А одно из писем Ефремова заканчивалось словами: «Что вы собираетесь делать летом? Наш музей мог бы дать вам одно поручение — посмотреть, как обстоят дела с местонахождением небольших динозавров с попугайными клювами — пситтакозавров, которое мы собирались изучать в 1953 году, но оно было затоплено высоким половодьем. Это в девяноста километрах от Мариинска, который в 150 км по железной дороге от Тайги. Если есть возможность попасть туда и посмотреть — срочно напишите моему помощнику Анатолию Константиновичу Рождественскому о том, что вы могли бы посетить местонахождение…»
Стоит ли говорить, что за пситтакозаврами я поехал!
Вот оно — главное! Чудесное чувство причастности к настоящему большому делу!

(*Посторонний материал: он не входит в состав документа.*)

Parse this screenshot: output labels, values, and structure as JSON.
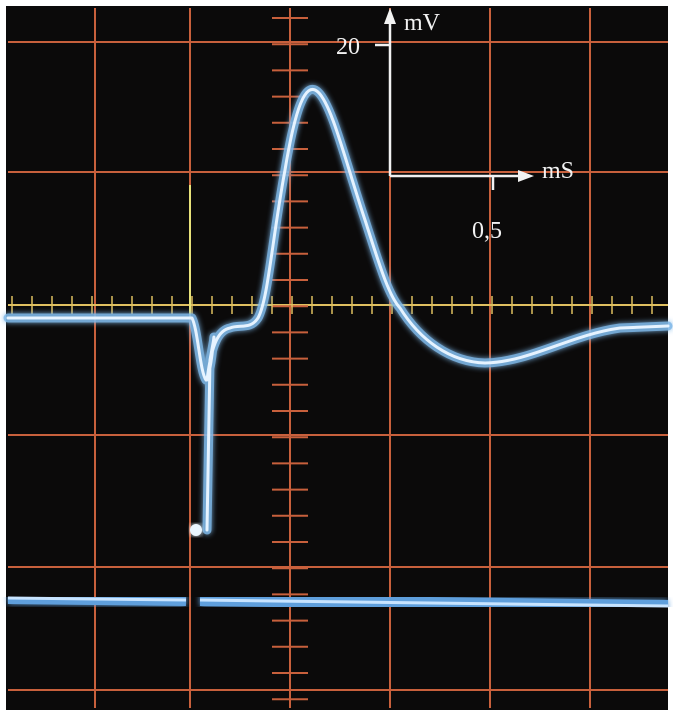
{
  "scale": {
    "y_value": "20",
    "y_unit": "mV",
    "x_unit": "mS",
    "x_value": "0,5"
  }
}
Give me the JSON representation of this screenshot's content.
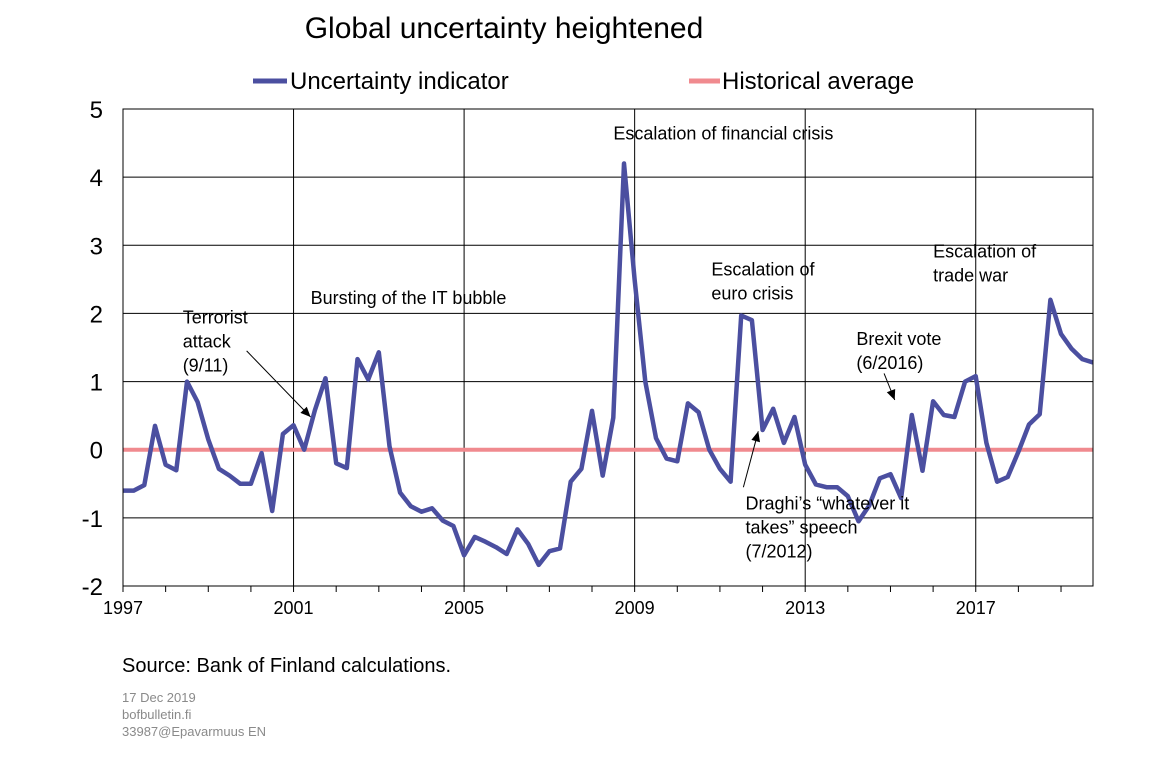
{
  "chart_data": {
    "type": "line",
    "title": "Global uncertainty heightened",
    "xlabel": "",
    "ylabel": "",
    "xlim": [
      1997.0,
      2019.75
    ],
    "ylim": [
      -2,
      5
    ],
    "yticks": [
      "5",
      "4",
      "3",
      "2",
      "1",
      "0",
      "-1",
      "-2"
    ],
    "xticks": [
      "1997",
      "2001",
      "2005",
      "2009",
      "2013",
      "2017"
    ],
    "grid": true,
    "legend_position": "top",
    "series": [
      {
        "name": "Uncertainty indicator",
        "color": "#4b4fa0",
        "x": [
          1997.0,
          1997.25,
          1997.5,
          1997.75,
          1998.0,
          1998.25,
          1998.5,
          1998.75,
          1999.0,
          1999.25,
          1999.5,
          1999.75,
          2000.0,
          2000.25,
          2000.5,
          2000.75,
          2001.0,
          2001.25,
          2001.5,
          2001.75,
          2002.0,
          2002.25,
          2002.5,
          2002.75,
          2003.0,
          2003.25,
          2003.5,
          2003.75,
          2004.0,
          2004.25,
          2004.5,
          2004.75,
          2005.0,
          2005.25,
          2005.5,
          2005.75,
          2006.0,
          2006.25,
          2006.5,
          2006.75,
          2007.0,
          2007.25,
          2007.5,
          2007.75,
          2008.0,
          2008.25,
          2008.5,
          2008.75,
          2009.0,
          2009.25,
          2009.5,
          2009.75,
          2010.0,
          2010.25,
          2010.5,
          2010.75,
          2011.0,
          2011.25,
          2011.5,
          2011.75,
          2012.0,
          2012.25,
          2012.5,
          2012.75,
          2013.0,
          2013.25,
          2013.5,
          2013.75,
          2014.0,
          2014.25,
          2014.5,
          2014.75,
          2015.0,
          2015.25,
          2015.5,
          2015.75,
          2016.0,
          2016.25,
          2016.5,
          2016.75,
          2017.0,
          2017.25,
          2017.5,
          2017.75,
          2018.0,
          2018.25,
          2018.5,
          2018.75,
          2019.0,
          2019.25,
          2019.5,
          2019.75
        ],
        "y": [
          -0.6,
          -0.6,
          -0.52,
          0.35,
          -0.22,
          -0.3,
          1.0,
          0.7,
          0.15,
          -0.28,
          -0.38,
          -0.5,
          -0.5,
          -0.05,
          -0.9,
          0.23,
          0.36,
          0.0,
          0.58,
          1.05,
          -0.2,
          -0.27,
          1.33,
          1.03,
          1.43,
          0.05,
          -0.63,
          -0.83,
          -0.91,
          -0.86,
          -1.04,
          -1.12,
          -1.55,
          -1.28,
          -1.35,
          -1.43,
          -1.53,
          -1.17,
          -1.38,
          -1.69,
          -1.49,
          -1.45,
          -0.47,
          -0.28,
          0.57,
          -0.38,
          0.47,
          4.2,
          2.5,
          1.0,
          0.17,
          -0.13,
          -0.17,
          0.68,
          0.55,
          0.0,
          -0.28,
          -0.47,
          1.97,
          1.9,
          0.29,
          0.6,
          0.1,
          0.48,
          -0.22,
          -0.51,
          -0.55,
          -0.55,
          -0.68,
          -1.05,
          -0.82,
          -0.42,
          -0.36,
          -0.71,
          0.51,
          -0.31,
          0.71,
          0.51,
          0.48,
          1.0,
          1.08,
          0.1,
          -0.47,
          -0.4,
          -0.03,
          0.37,
          0.52,
          2.2,
          1.7,
          1.48,
          1.33,
          1.28
        ]
      },
      {
        "name": "Historical average",
        "color": "#f08a8f",
        "x": [
          1997.0,
          2019.75
        ],
        "y": [
          0,
          0
        ]
      }
    ],
    "annotations": [
      {
        "lines": [
          "Escalation of financial crisis"
        ],
        "x": 2008.5,
        "y": 4.55
      },
      {
        "lines": [
          "Terrorist",
          "attack",
          "(9/11)"
        ],
        "x": 1998.4,
        "y": 1.85
      },
      {
        "lines": [
          "Bursting of the IT bubble"
        ],
        "x": 2001.4,
        "y": 2.14
      },
      {
        "lines": [
          "Escalation of",
          "euro crisis"
        ],
        "x": 2010.8,
        "y": 2.56
      },
      {
        "lines": [
          "Escalation of",
          "trade war"
        ],
        "x": 2016.0,
        "y": 2.82
      },
      {
        "lines": [
          "Brexit vote",
          "(6/2016)"
        ],
        "x": 2014.2,
        "y": 1.54
      },
      {
        "lines": [
          "Draghi’s “whatever it",
          "takes” speech",
          "(7/2012)"
        ],
        "x": 2011.6,
        "y": -0.88
      }
    ],
    "arrows": [
      {
        "from": [
          1999.9,
          1.45
        ],
        "to": [
          2001.4,
          0.48
        ]
      },
      {
        "from": [
          2014.85,
          1.12
        ],
        "to": [
          2015.1,
          0.73
        ]
      },
      {
        "from": [
          2011.55,
          -0.55
        ],
        "to": [
          2011.9,
          0.27
        ]
      }
    ]
  },
  "source": "Source:  Bank  of Finland  calculations.",
  "meta": {
    "date": "17 Dec  2019",
    "site": "bofbulletin.fi",
    "code": "33987@Epavarmuus  EN"
  }
}
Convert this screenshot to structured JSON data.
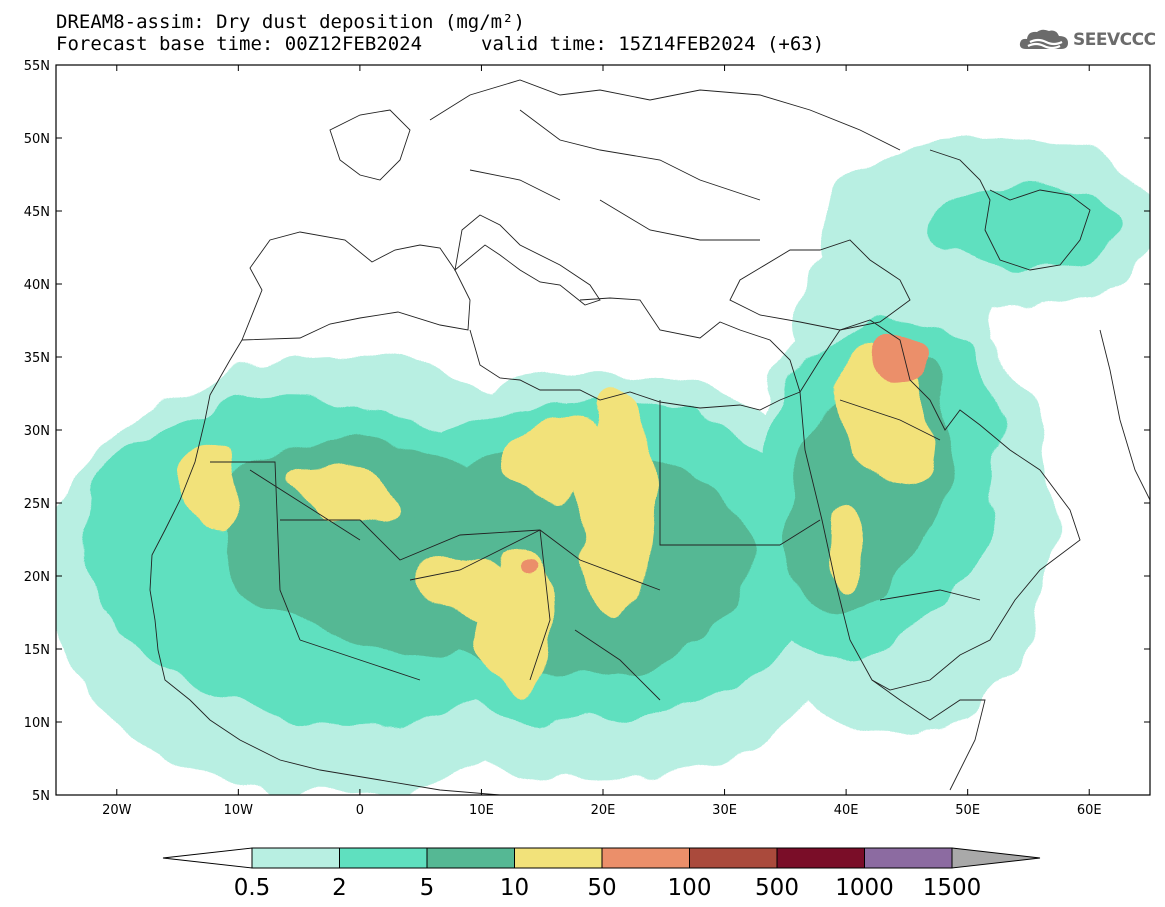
{
  "header": {
    "title": "DREAM8-assim: Dry dust deposition (mg/m²)",
    "base_time": "Forecast base time: 00Z12FEB2024",
    "valid_time": "valid time: 15Z14FEB2024 (+63)"
  },
  "logo": {
    "text": "SEEVCCC",
    "icon": "cloud-icon"
  },
  "map": {
    "lon_range": [
      -25,
      65
    ],
    "lat_range": [
      5,
      55
    ],
    "lat_labels": [
      "55N",
      "50N",
      "45N",
      "40N",
      "35N",
      "30N",
      "25N",
      "20N",
      "15N",
      "10N",
      "5N"
    ],
    "lat_values": [
      55,
      50,
      45,
      40,
      35,
      30,
      25,
      20,
      15,
      10,
      5
    ],
    "lon_labels": [
      "20W",
      "10W",
      "0",
      "10E",
      "20E",
      "30E",
      "40E",
      "50E",
      "60E"
    ],
    "lon_values": [
      -20,
      -10,
      0,
      10,
      20,
      30,
      40,
      50,
      60
    ],
    "fields": [
      {
        "level": 0,
        "lon": -2,
        "lat": 20,
        "rlon": 24,
        "rlat": 15,
        "rot": 0
      },
      {
        "level": 0,
        "lon": 20,
        "lat": 20,
        "rlon": 22,
        "rlat": 14,
        "rot": 0
      },
      {
        "level": 0,
        "lon": 44,
        "lat": 24,
        "rlon": 13,
        "rlat": 15,
        "rot": 0
      },
      {
        "level": 0,
        "lon": 52,
        "lat": 44,
        "rlon": 14,
        "rlat": 6,
        "rot": 0
      },
      {
        "level": 0,
        "lon": 44,
        "lat": 38,
        "rlon": 8,
        "rlat": 6,
        "rot": 0
      },
      {
        "level": 1,
        "lon": -3,
        "lat": 21,
        "rlon": 20,
        "rlat": 11,
        "rot": 10
      },
      {
        "level": 1,
        "lon": 18,
        "lat": 21,
        "rlon": 20,
        "rlat": 11,
        "rot": 0
      },
      {
        "level": 1,
        "lon": 42,
        "lat": 26,
        "rlon": 10,
        "rlat": 12,
        "rot": 20
      },
      {
        "level": 1,
        "lon": 55,
        "lat": 44,
        "rlon": 8,
        "rlat": 3,
        "rot": 0
      },
      {
        "level": 2,
        "lon": 2,
        "lat": 22,
        "rlon": 14,
        "rlat": 7,
        "rot": 15
      },
      {
        "level": 2,
        "lon": 18,
        "lat": 21,
        "rlon": 14,
        "rlat": 8,
        "rot": 0
      },
      {
        "level": 2,
        "lon": 42,
        "lat": 26,
        "rlon": 6,
        "rlat": 9,
        "rot": 20
      },
      {
        "level": 3,
        "lon": -12,
        "lat": 26,
        "rlon": 2.5,
        "rlat": 3,
        "rot": 0
      },
      {
        "level": 3,
        "lon": -1,
        "lat": 25.5,
        "rlon": 5,
        "rlat": 1.8,
        "rot": 25
      },
      {
        "level": 3,
        "lon": 10,
        "lat": 19,
        "rlon": 6,
        "rlat": 2,
        "rot": 15
      },
      {
        "level": 3,
        "lon": 13,
        "lat": 17,
        "rlon": 3,
        "rlat": 5,
        "rot": 0
      },
      {
        "level": 3,
        "lon": 16,
        "lat": 28,
        "rlon": 4,
        "rlat": 3,
        "rot": 0
      },
      {
        "level": 3,
        "lon": 21,
        "lat": 25,
        "rlon": 3,
        "rlat": 8,
        "rot": 0
      },
      {
        "level": 3,
        "lon": 43,
        "lat": 31,
        "rlon": 3.5,
        "rlat": 5,
        "rot": -25
      },
      {
        "level": 3,
        "lon": 40,
        "lat": 22,
        "rlon": 1.5,
        "rlat": 3,
        "rot": 0
      },
      {
        "level": 4,
        "lon": 14,
        "lat": 20.3,
        "rlon": 0.8,
        "rlat": 0.6,
        "rot": 0
      },
      {
        "level": 4,
        "lon": 44,
        "lat": 35,
        "rlon": 2.2,
        "rlat": 1.6,
        "rot": -30
      }
    ]
  },
  "colorbar": {
    "labels": [
      "0.5",
      "2",
      "5",
      "10",
      "50",
      "100",
      "500",
      "1000",
      "1500"
    ],
    "colors": [
      "#b8efe2",
      "#5fe0bf",
      "#55b894",
      "#f2e27a",
      "#eb8f6a",
      "#aa4a3c",
      "#7a0d28",
      "#8c6ba1"
    ],
    "under_color": "#ffffff",
    "over_color": "#a9a9a9"
  }
}
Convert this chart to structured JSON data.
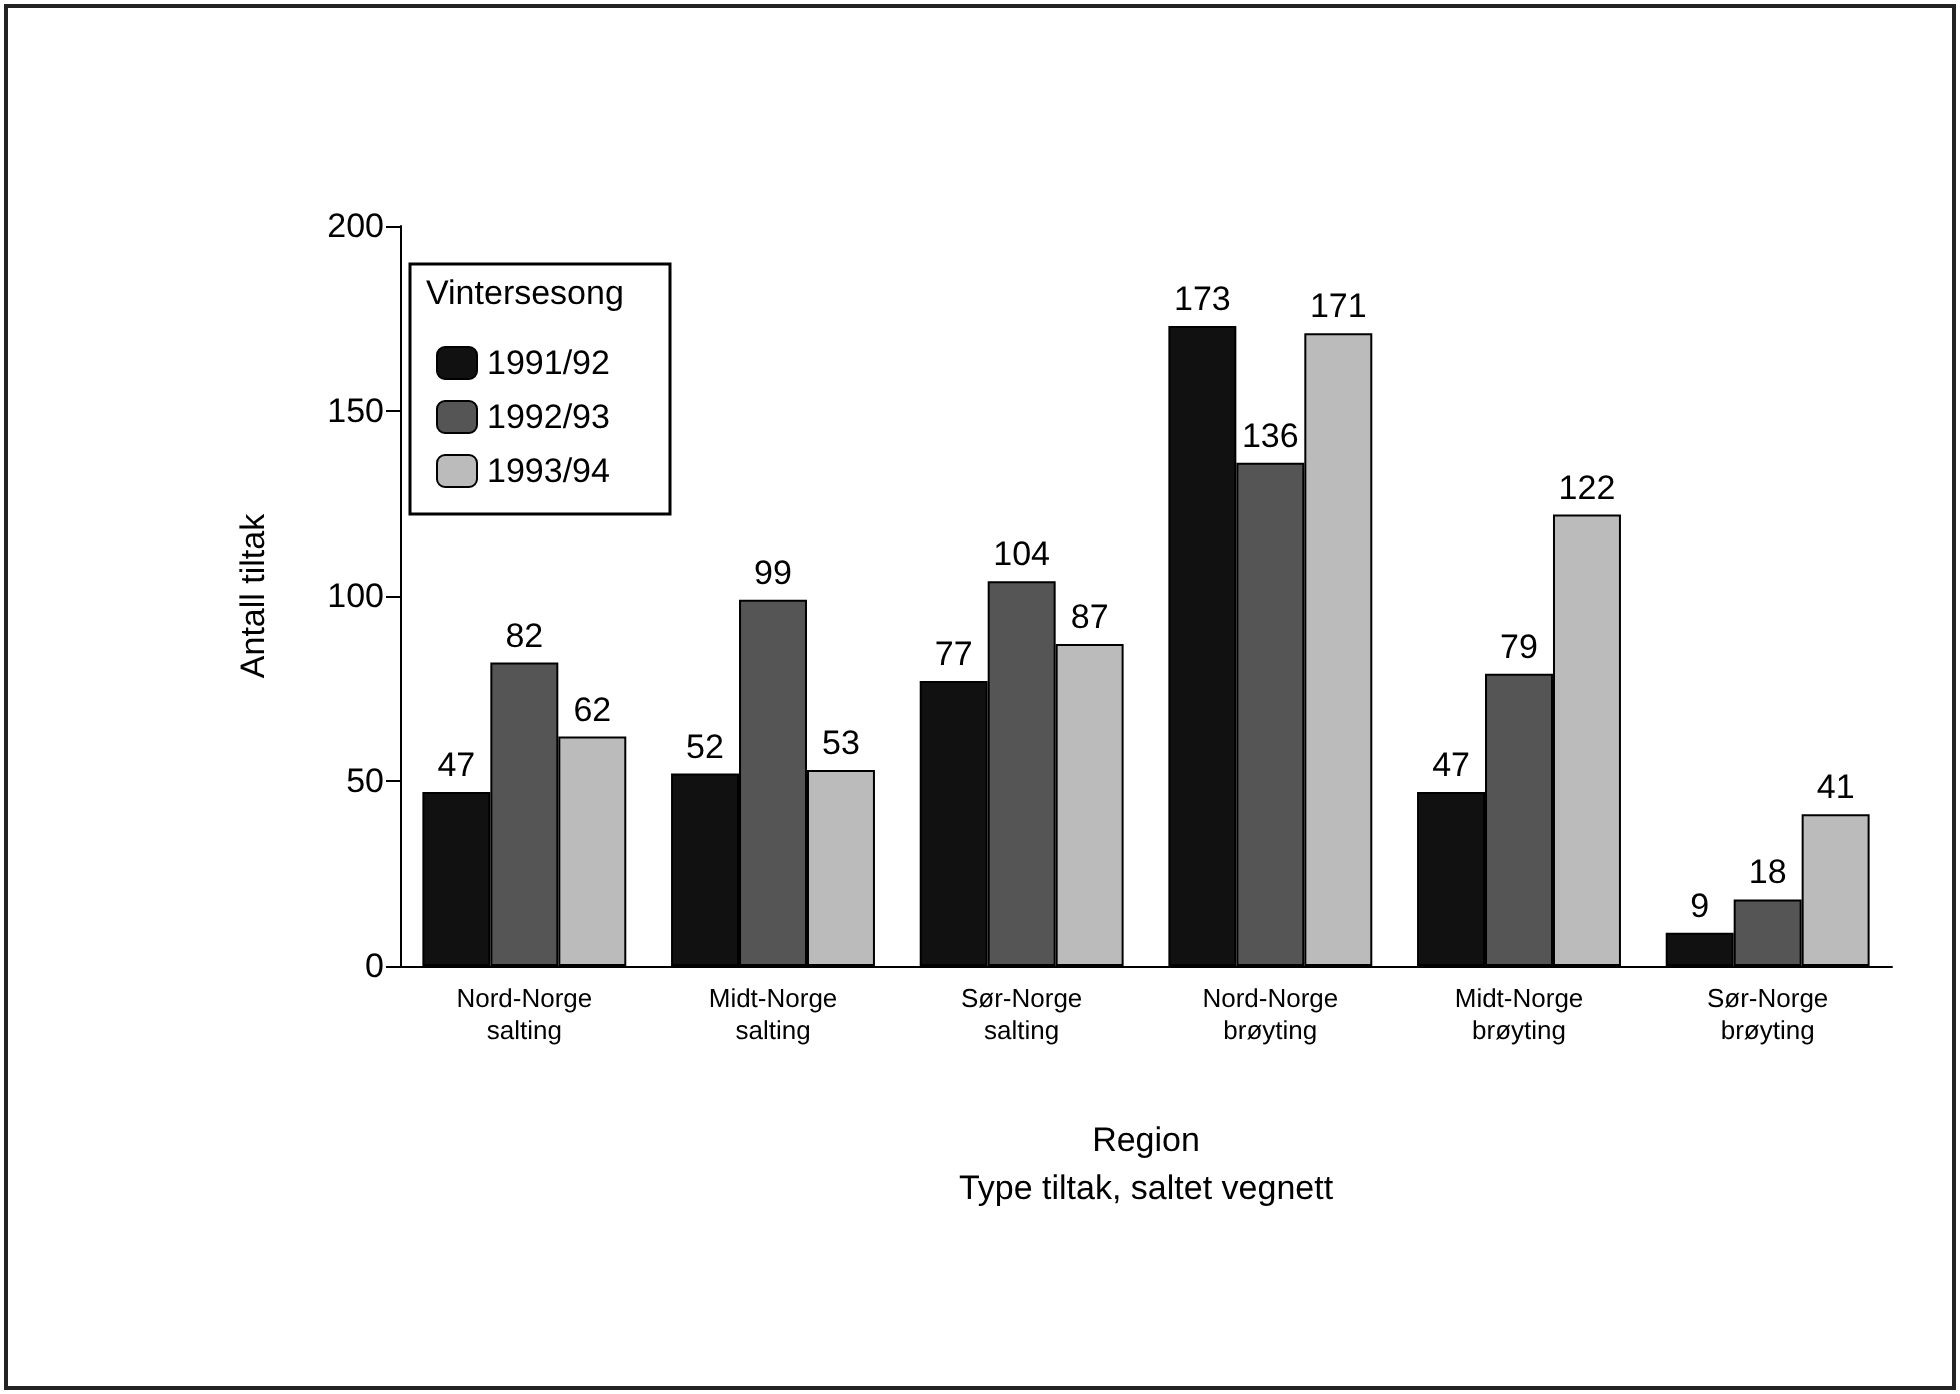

Да, это так. Пошла пруха. В январе 1958 года Ефремов сообщил, что состоится большая экспедиция в бассейн реки Камы, и мне было бы полезно принять в ней участие в качестве рабочего. Он посоветовал, не откладывая, написать начальнику экспедиции Петру Константиновичу Чудинову. Разумеется, я написал. А Чудинов ответил. И я поехал на уральское озеро Очёр. И почти все лето проработал рядом с настоящими большими учеными. Иван Антонович, правда, болел и принять участие в тех полевых работах не смог, но его присутствие чувствовалось постоянно: почти каждую неделю почта приносила в деревню Ежово письма, бандероли с книгами. Елена Дометьевна была чрезвычайно щедра: книги, присланные ей, конечно, проходили через наши руки. А там было много удивительного: томик Александра Грина, впервые выпущенный после долгого замалчивания, роман Чэда Оливера «Ветер времени», только что переведенный на русский язык, «Кибернетика и общество» Винера, Джеймс Конрад — «Зеркало морей». Эти книги, кстати, отражают и литературный вкус Ивана Антоновича.